A Mercer report from 2024 found 82% of workers said they were at risk of burnout. A study conducted by the National Alliance on Mental Illness and Ipsos shows more than half of the workers surveyed said they had experienced burnout because of their job in 2023, according to Fast Company.
However, employers may not realize how widespread burnout is among workers. A new report by Care.com shows that although 84% of companies surveyed know burnout can significantly affect retention, employers believed only about 45% of their workers were at risk of burnout while 69% of employees said they were at moderate to high risk of burnout.

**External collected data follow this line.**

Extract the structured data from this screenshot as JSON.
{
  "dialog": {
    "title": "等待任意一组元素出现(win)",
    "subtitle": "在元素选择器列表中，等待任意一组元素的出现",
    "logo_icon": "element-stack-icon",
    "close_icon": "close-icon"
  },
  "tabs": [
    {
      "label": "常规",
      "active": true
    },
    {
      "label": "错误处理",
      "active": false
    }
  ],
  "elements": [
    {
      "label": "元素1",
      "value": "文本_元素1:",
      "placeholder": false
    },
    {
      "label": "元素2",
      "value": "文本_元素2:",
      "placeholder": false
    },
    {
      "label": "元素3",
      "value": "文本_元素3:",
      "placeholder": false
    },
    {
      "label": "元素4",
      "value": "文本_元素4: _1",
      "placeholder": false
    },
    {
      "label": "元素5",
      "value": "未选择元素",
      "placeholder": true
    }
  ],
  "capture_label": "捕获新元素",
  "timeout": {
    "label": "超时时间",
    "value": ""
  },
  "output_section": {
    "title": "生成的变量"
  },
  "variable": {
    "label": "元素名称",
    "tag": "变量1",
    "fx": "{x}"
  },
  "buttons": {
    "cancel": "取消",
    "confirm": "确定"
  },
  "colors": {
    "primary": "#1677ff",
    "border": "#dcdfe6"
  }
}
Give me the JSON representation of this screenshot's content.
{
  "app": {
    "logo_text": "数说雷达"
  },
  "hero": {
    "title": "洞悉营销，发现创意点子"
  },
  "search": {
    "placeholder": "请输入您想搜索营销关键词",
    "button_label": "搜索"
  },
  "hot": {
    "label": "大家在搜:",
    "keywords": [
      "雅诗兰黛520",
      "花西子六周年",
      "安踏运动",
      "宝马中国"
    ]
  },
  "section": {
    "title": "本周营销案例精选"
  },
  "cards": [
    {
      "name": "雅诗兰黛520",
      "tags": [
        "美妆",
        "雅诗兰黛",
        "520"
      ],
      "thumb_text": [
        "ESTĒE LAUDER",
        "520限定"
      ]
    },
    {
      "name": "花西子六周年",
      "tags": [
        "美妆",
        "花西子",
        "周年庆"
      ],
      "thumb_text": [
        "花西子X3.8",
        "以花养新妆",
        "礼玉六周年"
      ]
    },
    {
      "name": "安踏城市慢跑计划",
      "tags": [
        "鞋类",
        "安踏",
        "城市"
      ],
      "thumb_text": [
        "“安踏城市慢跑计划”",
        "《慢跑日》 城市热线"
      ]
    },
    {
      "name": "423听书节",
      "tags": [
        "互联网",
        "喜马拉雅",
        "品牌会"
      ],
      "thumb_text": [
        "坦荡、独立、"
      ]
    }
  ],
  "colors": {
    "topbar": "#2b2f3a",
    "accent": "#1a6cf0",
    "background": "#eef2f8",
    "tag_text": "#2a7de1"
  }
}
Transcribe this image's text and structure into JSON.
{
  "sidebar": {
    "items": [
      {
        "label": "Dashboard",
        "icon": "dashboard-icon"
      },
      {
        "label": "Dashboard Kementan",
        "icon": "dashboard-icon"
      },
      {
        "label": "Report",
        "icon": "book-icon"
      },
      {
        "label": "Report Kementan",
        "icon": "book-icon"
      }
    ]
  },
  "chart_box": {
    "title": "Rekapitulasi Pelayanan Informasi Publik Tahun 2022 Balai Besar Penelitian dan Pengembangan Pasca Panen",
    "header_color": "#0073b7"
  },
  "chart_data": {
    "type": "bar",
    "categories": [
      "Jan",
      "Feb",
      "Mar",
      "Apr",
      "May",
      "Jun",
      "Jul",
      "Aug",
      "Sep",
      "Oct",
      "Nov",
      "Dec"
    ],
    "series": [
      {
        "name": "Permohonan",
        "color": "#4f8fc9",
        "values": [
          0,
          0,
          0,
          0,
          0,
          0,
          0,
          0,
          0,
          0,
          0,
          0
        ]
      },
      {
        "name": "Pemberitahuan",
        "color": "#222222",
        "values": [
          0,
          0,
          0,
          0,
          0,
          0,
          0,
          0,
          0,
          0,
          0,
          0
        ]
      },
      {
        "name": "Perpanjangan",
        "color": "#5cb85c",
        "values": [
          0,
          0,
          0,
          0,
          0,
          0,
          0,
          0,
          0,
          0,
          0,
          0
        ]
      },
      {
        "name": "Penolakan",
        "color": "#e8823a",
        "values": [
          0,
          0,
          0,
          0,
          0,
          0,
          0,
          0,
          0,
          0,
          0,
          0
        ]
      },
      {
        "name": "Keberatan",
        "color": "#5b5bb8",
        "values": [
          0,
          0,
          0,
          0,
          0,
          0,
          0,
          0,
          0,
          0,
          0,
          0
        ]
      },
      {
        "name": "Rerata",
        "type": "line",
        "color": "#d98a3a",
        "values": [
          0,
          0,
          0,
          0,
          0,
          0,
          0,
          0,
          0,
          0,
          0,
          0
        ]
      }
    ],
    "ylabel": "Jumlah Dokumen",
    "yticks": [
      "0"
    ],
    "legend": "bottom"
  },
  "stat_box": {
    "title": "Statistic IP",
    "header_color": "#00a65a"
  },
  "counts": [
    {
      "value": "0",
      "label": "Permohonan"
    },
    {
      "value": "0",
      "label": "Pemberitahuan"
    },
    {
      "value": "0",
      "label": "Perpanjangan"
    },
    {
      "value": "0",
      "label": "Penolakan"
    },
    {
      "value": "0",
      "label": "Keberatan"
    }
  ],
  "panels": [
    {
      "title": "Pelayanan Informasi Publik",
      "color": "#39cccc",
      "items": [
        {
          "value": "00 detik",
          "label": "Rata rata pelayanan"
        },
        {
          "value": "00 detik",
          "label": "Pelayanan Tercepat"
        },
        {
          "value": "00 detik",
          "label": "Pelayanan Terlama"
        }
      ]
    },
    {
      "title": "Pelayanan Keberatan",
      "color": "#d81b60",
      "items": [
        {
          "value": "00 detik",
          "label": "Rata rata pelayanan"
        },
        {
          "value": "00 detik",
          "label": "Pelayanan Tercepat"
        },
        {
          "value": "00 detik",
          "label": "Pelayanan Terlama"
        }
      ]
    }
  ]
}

The report polled 600 human resources executives and 1,000 rank-and-file employees and points to caregiving responsibilities as a main factor behind burnout. Of respondents who pay for family care, most say caregiving puts them at higher risk of burnout, and their stress in the workplace is worsened by managing work expectations alongside caregiving.

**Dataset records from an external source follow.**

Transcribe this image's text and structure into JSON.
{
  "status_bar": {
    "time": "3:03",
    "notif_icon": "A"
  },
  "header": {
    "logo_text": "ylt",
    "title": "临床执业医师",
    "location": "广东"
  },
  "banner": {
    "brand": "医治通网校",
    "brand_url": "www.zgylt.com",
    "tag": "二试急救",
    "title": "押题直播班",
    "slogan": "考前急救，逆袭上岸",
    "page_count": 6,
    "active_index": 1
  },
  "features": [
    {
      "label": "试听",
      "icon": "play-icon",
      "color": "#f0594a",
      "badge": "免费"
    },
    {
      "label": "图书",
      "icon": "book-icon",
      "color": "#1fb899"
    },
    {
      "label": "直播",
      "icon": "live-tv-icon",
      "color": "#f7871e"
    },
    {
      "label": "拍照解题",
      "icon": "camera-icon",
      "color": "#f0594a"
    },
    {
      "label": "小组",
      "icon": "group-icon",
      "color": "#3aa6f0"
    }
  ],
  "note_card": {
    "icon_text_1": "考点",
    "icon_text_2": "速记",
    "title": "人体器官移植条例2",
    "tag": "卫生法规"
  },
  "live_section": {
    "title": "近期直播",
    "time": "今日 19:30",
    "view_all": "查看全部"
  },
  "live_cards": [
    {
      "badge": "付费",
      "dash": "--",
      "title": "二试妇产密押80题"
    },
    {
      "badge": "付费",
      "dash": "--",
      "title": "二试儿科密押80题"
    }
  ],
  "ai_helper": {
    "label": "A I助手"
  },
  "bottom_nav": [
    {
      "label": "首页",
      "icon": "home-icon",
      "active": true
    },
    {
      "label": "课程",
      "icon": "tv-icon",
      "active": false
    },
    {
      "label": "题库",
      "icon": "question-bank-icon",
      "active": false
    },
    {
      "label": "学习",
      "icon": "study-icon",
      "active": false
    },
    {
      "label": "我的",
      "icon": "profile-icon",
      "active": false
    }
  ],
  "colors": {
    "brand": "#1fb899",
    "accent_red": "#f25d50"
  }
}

Care.com found workplace benefits that help support caregivers can help. Mental health resources have become popular benefits, and some companies provide caregiver support in the form of subsidies or backup care coverage.
About one in five employees said they have quit jobs because of a lack of caregiver benefits or they would leave their current job for a role that offers those benefits. Forty-five percent of employees who have access to caregiver benefits say their productivity increased, and 40% report lower rates of absenteeism. Additionally, more than half of employees said caregiver benefits boosted their quality of life, improved their work-life balance and reduced stress levels.
Although employees and employers largely agree companies can and should help families manage the cost of caregiving, it is not always clear how to help. It is crucial employers take the time to understand what their workers need.